Mary Queen of Shops is a British television series presented by Mary Portas broadcast on BBC Two. The series began with a four-week run starting on 7 June 2007, and returned for a second series of six episodes beginning on 9 June 2008. A third three-part series, titled Mary Queen of Charity Shops, began on 2 June 2009. The show returned for a fourth series on 7 June 2010, featuring various independent shops, rather than just fashion boutiques. The title of the programme is a play on Mary, Queen of Scots' name.

In each episode, Mary Portas troubleshoots her way around the UK on a mission to help turn around struggling fashion boutiques.
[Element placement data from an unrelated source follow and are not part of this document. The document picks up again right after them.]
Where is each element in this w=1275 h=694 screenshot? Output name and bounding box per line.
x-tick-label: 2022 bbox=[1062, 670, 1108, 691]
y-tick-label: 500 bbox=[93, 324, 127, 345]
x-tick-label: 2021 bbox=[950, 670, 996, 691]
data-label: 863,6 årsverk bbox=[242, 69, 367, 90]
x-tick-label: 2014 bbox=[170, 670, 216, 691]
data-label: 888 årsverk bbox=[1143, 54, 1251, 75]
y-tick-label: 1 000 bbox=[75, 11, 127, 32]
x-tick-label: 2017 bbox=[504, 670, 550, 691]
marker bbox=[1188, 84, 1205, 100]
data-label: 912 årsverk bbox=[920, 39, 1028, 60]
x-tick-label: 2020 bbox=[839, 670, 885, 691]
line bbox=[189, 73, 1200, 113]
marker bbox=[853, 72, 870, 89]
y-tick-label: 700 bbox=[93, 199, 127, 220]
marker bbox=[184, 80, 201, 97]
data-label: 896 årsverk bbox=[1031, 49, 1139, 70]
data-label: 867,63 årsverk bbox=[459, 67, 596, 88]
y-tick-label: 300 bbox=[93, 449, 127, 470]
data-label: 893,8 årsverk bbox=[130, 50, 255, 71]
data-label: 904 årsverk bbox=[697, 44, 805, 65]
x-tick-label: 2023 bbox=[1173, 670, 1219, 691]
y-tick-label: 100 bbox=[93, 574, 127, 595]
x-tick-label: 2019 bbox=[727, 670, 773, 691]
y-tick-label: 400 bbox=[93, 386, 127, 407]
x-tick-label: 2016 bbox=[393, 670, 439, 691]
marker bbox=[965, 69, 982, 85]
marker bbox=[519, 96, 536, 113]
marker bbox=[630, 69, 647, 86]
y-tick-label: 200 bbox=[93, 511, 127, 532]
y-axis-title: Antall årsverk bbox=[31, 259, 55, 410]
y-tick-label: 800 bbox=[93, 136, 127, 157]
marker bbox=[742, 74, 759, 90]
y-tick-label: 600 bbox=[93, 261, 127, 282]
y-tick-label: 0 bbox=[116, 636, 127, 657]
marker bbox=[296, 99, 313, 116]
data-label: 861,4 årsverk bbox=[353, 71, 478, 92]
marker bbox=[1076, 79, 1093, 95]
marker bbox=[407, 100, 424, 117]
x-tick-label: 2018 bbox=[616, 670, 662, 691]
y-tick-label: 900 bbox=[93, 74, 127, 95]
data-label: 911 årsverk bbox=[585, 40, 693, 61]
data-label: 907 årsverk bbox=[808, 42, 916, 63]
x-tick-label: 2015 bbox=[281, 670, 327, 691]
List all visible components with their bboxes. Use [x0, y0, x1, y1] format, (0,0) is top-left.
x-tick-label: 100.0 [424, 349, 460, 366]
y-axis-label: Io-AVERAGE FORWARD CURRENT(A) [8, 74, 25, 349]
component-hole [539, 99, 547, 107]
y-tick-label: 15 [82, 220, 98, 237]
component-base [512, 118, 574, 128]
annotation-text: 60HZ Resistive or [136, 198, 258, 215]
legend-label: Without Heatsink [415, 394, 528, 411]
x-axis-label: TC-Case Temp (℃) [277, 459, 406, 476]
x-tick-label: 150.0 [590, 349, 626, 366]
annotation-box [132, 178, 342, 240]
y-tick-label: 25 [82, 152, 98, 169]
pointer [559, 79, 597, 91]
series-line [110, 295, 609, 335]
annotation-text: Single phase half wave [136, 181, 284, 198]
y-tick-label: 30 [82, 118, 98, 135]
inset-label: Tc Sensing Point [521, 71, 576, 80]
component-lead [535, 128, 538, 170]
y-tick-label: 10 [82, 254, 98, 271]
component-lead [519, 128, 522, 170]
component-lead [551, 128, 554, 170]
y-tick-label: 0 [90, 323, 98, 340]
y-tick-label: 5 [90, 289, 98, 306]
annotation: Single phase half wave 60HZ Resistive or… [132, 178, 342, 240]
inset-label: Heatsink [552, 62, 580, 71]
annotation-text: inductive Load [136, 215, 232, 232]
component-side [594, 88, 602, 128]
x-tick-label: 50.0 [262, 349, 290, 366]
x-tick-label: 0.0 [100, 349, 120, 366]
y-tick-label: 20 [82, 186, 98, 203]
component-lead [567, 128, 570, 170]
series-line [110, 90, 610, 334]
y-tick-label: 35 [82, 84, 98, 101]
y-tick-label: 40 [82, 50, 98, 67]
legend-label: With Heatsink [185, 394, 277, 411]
Mary is a leading retail communications expert and is the founder and creative director of Yellowdoor. Her aim is to turn the businesses around and put glamour back into shopping. First, she visits the boutiques while the owners are away. Then she revamps them, gets the shop owners right up-to-date and hopefully helps them to start making money again. In season 3, Mary takes on other retail shops.

Mary Queen of Shops premiered in the United States on 14 August 2009 on BBC America. The programme also airs on GEM HD in Australia.